Mandibular incisors with a single canal were used in this study. Wolf et al. reported that more than 50% of the physiological foramen of lower incisors are oval. The difficulty in instrumenting oval canals lies in the possibility of creating strip perforations. Weller et al. observed that the minimum thickness of dentinal wall at 1, 2, and 3 mm from the apex was 0.52 mm, 0.67 mm, 0.76 mm, respectively, in mandibular incisors. These thinnest areas were all present in mesio-distal wall. In Katz's study, the minimum dentin thicknesss of mesial and distal walls in the apical 1/3 region were 0.82 and 0.74 mm, respectively. After instrumentation with a size #40/.02 K-file, the thicknesses of the mesial and distal walls were reduced to 0.70 mm and 0.62 mm, respectively. During canal instrumentation, excessive removal of dentin contributes to weakening the tooth structure. Lim proposed that the thickness of dentinal wall should retain at least 0.3 mm after root canal preparation to resist canal filling pressure and functional load during chewing. In the present study, “risk site” was defined as dentinal wall thinner than 0.3 mm. All the risk sites were located in the mesio-distal canal walls. F3 (#30/.09) with 0.09 taper caused significantly more risk sites than the HCM file with an apical size of #30/.06 (P < 0.05). Moreover, it has been reported that the taper of root canal in the mesio-distal direction was only 0.02–0.04 in the apical area of mandibular incisors. Thus, the present result suggests that using a file with a taper that is too large to instrument mandibular incisor canals may lead to overpreparation in the mesio-distal wall, thus weakening the fracture resistance of the root.

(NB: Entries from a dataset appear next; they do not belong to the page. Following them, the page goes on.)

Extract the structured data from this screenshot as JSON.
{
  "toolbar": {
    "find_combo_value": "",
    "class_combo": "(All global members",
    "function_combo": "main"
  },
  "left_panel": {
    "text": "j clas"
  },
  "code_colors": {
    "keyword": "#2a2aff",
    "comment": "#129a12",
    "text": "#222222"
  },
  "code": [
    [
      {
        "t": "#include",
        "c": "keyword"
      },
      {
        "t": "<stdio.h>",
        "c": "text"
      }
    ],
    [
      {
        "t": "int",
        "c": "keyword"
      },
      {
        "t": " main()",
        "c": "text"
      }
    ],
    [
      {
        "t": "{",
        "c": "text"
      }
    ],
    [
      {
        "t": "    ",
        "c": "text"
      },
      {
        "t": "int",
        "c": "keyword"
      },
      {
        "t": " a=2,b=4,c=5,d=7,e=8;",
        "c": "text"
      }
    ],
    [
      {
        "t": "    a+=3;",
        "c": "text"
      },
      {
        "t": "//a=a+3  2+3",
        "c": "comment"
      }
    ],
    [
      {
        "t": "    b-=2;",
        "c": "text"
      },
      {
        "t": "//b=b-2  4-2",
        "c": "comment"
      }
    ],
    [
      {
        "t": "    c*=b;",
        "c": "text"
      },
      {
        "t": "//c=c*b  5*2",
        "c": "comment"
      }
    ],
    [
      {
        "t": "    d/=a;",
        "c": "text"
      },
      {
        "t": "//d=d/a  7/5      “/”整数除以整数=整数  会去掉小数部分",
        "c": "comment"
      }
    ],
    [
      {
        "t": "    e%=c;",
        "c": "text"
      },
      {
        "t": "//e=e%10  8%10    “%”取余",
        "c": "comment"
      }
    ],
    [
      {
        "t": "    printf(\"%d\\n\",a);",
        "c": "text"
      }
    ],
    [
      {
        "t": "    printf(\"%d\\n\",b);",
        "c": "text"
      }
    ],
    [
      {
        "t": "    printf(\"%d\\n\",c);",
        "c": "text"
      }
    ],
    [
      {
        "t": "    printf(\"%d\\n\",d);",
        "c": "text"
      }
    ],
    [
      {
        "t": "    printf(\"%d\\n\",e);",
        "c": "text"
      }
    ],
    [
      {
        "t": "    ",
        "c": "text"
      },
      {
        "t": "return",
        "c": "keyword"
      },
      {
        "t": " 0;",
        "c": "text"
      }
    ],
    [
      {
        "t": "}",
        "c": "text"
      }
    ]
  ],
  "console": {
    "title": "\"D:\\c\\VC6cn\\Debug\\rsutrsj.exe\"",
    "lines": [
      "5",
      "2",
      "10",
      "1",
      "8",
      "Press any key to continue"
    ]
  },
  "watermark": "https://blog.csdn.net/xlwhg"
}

Two studies suggested that final apical files on preparation of mandibular incisors were #35 and #40 based on 3D analysis of root canal morphology., In the present study, when the apical canals were instrumented with file #30, PTU produced significantly more cracks and risk sites than HCM (P < 0.05). After using file #40, the root crack score in PTU group was more than that in HCM group (P < 0.05). Thus, an appropriate instrumentation plan should be devised in which different root canal anatomies and different features of rotary instrument systems are considered and the balance of cleaning canals and maintaining the root structure is weighed.

In dentistry, OCT has previously been shown to be a valuable tool in assessing intracanal anatomy,, measuring remaining dentin thickness (RDT) and detecting root cracks of extracted human teeth.18, 19, 20 Rashed reported that OCT could accurately measured RDT compared with CBCT and micro-CT. In the studies of Yoshioka and Lee, the ability of OCT for detecting the presence of cracks was comparable to that with micro-CT. In this in vitro study, the OCT which provided a high-resolution images with resolutions of 16 μm and 25 μm in axial and transverse images, respectively, was first used to evaluate root defects during canal instrumentation. Although OCT is a high-resolution, noninvasive, real-time display and nonradiative technique for tooth scanning, its use is limited due to its shallow penetrating depth. The penetration depth is dependent on optical attenuation from tissue scattering and absorption, which is about 2–3 mm in dental hard tissue.34, 35, 36

Within the limitations of this in vitro study, when the canals of mandibular incisors were instrumented with apical size #30 and #40 files, the HCM system could create less root defects in the apical dentin wall than the PTU system.

Declaration of competing interest

The authors have no conflicts of interest relevant to this article.